Auf die Eierschale gekommen ist Jennifer López Ayala, als sie noch Freie Kunst an der Düsseldorfer Kunstakademie unter Helmut Federle,  Siegfried Anzinger und Katharina Grosse, deren Meisterschülerin sie war, studierte. „Ich habe mich für klassische Malerei interessiert, die ursprüngliche Technik und Farbenlehre“, erzählt sie. Und so kam das Ei ins Spiel. Das wurde früher nämlich als Bindemittel genutzt, erklärt die Künstlerin. „Das Eigelb hat das Pigment auf der Leinwand gehalten, man denke nur an die Eitempera,

mit der Giotto di Bondone die europäische Tafelmalerei reformierte und die auch heute noch in der Ikonenmalerei auf Holz verwendet wird.“ Bald entdeckte sie auch alte Rezepte, die aus einer Zeit noch vor der Renaissance stammten. Da wurde eine zerbrochene Eierschale als Maßeinheit benutzt. „Die eine Hälfte wurde mit Leinöl, die andere mit Wasser gefüllt. Daraus wurde die Farbe angemischt“, sagt López Ayala. So kamen die Eierschalen in ihr Atelier. Und dort landeten sie eines Tages auf dem Boden. Die Künstlerin bemerkte, wie sich das Licht an der Kante der Schale brach und war völlig fasziniert von den vielen Licht- und Schattenmomenten und den verschiedenen Weiß-Tönen.  „Ich dachte, das allein ist schon Malerei“, erinnert sie sich.

Ihre erste Eierschalen Ausstellung war zugleich ihre Abschlussarbeit an der Akademie: 40.000 händisch platzierte Schalen wurden von 40.000 Besuchern betrachtet. Dabei stellte López Ayala gleich fest, wo die Herausforderungen liegen: Die Schalen sind so fragil, dass viele von ihnen noch im Aufbau kaputtgehen. „Der Verlust ist sehr hoch, man kann gut doppelt so viele Schalen einplanen“, sagt sie.

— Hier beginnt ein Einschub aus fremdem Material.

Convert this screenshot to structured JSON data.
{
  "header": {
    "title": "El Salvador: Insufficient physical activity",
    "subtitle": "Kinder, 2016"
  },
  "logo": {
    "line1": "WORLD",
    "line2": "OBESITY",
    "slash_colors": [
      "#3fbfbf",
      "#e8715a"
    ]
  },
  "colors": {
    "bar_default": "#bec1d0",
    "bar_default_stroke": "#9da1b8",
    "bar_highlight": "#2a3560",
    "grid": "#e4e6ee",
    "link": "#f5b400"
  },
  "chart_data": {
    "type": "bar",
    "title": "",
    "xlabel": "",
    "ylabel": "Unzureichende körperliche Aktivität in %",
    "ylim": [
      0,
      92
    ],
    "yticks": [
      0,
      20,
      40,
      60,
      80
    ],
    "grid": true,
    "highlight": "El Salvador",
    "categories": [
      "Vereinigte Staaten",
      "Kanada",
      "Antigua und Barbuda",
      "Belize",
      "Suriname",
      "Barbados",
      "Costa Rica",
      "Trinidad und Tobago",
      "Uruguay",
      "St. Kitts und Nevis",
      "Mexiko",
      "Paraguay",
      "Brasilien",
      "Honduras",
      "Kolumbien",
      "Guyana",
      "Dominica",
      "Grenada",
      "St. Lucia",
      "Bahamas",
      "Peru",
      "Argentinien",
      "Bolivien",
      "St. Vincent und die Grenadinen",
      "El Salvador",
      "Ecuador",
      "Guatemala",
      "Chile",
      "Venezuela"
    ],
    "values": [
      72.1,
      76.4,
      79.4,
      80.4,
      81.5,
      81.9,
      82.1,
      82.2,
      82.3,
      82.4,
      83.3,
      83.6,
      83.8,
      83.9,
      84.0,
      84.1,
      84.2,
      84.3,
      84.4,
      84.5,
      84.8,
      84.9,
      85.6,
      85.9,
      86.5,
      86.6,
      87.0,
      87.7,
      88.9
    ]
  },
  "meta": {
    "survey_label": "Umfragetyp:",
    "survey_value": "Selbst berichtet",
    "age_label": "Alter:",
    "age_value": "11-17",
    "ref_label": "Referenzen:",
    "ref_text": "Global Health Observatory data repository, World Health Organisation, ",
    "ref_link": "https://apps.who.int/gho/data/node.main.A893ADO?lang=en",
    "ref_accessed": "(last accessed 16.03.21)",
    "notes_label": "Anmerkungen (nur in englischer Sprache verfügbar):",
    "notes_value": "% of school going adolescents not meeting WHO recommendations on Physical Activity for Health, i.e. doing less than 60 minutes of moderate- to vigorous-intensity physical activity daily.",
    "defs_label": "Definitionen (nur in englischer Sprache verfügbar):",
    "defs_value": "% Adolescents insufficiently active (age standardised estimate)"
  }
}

Wie genau sie die Schalen präpariert und wo sie herkommen, das hält die Künstlerin geheim. Nur so viel sei verraten: Nach einer Installation nutzt sie die Schalen für andere Arbeiten, auch zerbrochene finden eine Verwendung in ihrer Fotografie. „Kein Ei geht verloren“, sagt sie. Das gilt auch für die leeren Eierkartons, aus denen sie Skulpturen macht, die so bearbeitet werden, dass sie kaum noch erkennbar sind.

 Und genau dies ist ein Prozess der Jennifer López Ayala in ihrer Kunst wichtig ist: „Wenn mich jemand fragt, was meine Arbeit ausmacht, würde ich sagen, dass es um Malerei, den Raum, die Entscheidungen und Betrachter geht“, sagt sie, „die Eierschale als Material spielt da eher eine untergeordnete Rolle.“ Vielmehr faszinieren die Künstlerin die Räume, die sie gestaltet. Sie seien voller Geschichte, hätten einst eine bestimmte Funktion gehabt und können durch Kunst umgedeutet oder erneut belebt werden. Außerdem sei es spannend zu sehen, wie die Betrachter auf die zerbrechlichen Eierschalen reagieren, oft werde es in einem vorsichtiger werdenden Gang sichtbar. „Eine Betrachterin meinte einmal, dass die Schalen einen Heilungsprozess anstoßen“, erzählt López Ayala. Wie genau? „In die leeren Schalen kann man das Alte hineinlegen und ein Loslassen beginnen.“ Auch die Idee, aus einem zerbrochenen Körper, etwas Neues zu machen, sei für die Künstlerin ein spannender Moment. „Das Alte bekommt so eine neue Wertung und Bedeutung“.

Oft würden Betrachter auf den ersten Blick nicht erkennen, dass es sich bei dem Gesamtwerk um viele zerbrochene Schalen handelt. „Es könnten auch Muscheln oder Blüten sein“, sagt die Künstlerin. Hin und wieder zermahlt sie die Schalen auch zu Sand, etwa für ihre jüngste Schau in der Zero Foundation. Und so setzt sie die Eierschale  in einen ständigen Wandel.